C’était au mois de mai 1813 que j’avais eu le malheur de tomber aux mains des Anglais. Ma connaissance de la langue anglaise, — j’avais appris cette langue dès l’enfance et la parlais presque aussi aisément que le français, — m’avait valu d’être choisi par mon colonel pour certaine besogne des plus délicates. Un soldat doit toujours suivre sa consigne, quels qu’en soient les risques ; mais le risque de cette consigne-là consistait, pour moi, à être pendu comme espion, ce qui n’est jamais une perspective bien agréable : de telle sorte que je m’estimai heureux, quand je fus pris, de me voir simplement traité en prisonnier de guerre. On me transporta d’Espagne en Écosse, et je fus enfermé dans l’ancien château d’Édimbourg, qui — peut-être mon lecteur ne l’ignore-t-il pas ? — se dresse au milieu de cette ville, sur la pointe d’un rocher fort extraordinaire.

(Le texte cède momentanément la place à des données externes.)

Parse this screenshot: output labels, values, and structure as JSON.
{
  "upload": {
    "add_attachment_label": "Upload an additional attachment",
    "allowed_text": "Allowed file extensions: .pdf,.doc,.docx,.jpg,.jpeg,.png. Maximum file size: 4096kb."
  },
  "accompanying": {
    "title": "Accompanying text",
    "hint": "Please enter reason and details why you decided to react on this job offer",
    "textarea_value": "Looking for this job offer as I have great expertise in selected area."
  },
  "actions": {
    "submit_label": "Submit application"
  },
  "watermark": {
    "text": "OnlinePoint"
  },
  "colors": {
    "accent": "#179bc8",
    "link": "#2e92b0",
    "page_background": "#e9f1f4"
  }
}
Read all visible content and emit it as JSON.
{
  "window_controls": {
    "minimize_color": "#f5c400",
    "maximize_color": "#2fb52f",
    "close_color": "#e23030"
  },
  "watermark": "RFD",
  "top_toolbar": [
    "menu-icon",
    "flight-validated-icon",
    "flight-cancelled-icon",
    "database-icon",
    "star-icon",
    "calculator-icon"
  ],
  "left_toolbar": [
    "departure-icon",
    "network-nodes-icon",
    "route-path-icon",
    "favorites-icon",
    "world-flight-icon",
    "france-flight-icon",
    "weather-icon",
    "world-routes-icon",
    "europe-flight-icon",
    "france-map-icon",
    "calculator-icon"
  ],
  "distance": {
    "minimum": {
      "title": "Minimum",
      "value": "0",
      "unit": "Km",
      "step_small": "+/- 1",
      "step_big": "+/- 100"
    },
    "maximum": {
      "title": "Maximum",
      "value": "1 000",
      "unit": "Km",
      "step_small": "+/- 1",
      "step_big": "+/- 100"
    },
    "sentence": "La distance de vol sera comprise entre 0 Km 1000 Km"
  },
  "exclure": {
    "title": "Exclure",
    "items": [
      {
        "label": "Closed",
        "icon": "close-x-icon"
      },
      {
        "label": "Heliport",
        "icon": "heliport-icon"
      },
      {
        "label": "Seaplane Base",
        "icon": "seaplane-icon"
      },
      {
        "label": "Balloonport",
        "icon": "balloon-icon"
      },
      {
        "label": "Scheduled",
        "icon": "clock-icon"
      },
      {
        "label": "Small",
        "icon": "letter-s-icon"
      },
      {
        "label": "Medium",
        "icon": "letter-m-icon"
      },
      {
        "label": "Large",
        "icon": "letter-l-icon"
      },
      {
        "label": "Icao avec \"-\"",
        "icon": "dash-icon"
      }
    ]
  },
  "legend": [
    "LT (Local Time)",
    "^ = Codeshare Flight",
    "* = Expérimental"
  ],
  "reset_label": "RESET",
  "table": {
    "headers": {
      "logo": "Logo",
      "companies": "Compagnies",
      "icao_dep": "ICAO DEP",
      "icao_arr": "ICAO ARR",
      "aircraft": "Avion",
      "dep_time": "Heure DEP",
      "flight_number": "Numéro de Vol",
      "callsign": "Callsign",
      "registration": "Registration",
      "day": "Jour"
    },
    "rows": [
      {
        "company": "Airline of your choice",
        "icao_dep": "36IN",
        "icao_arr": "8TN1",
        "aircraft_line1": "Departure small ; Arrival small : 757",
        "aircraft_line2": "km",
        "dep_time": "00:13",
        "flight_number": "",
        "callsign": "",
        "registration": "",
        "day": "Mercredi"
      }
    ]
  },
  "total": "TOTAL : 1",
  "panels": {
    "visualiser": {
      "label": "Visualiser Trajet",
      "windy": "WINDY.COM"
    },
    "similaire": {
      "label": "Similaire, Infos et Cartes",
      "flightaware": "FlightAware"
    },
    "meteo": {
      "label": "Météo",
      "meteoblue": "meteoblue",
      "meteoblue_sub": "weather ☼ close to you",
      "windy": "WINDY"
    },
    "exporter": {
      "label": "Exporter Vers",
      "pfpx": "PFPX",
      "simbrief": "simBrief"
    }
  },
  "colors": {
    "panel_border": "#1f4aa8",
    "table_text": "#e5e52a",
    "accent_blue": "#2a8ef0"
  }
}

J’avais là pour compagnons plusieurs centaines de pauvres diables, tous simples soldats comme moi, et dont la plupart se trouvaient être des paysans ignorants et peu dégrossis. Ma connaissance de la langue anglaise, qui m’avait conduit à cette fâcheuse position, m’aidait maintenant beaucoup à la supporter. Elle me procurait mille petits avantages. Souvent on m’appelait pour servir d’interprète, soit que l’on eût des ordres à donner aux prisonniers, ou que ceux-ci eussent à faire quelque réclamation ; et ainsi j’entrais en rapports, parfois même assez familiers, avec les officiers anglais chargés de nous garder. Un jeune lieutenant avait daigné me choisir pour être son adversaire aux échecs ; j’étais particulièrement habile à ce jeu, et m’arrangeais si galamment pour perdre la partie que le petit lieutenant m’offrait, en récompense, d’excellents cigares. Le major du bataillon prenait de moi des leçons de français pendant son déjeuner, et parfois il poussait la condescendance jusqu’à me permettre de partager son repas. Ce major s’appelait Chevenix. Il était raide comme un tambour-major, et égoïste comme un Anglais, mais c’était un homme d’honneur. Sans pouvoir me résoudre à l’aimer, je me fiais à lui ; et, pour insignifiante que la chose puisse sembler, j’étais fort heureux de pouvoir, à l’occasion, plonger mes doigts dans sa tabatière d’écaille, où une fève achevait de donner un goût délicieux à du tabac d’Espagne de première qualité.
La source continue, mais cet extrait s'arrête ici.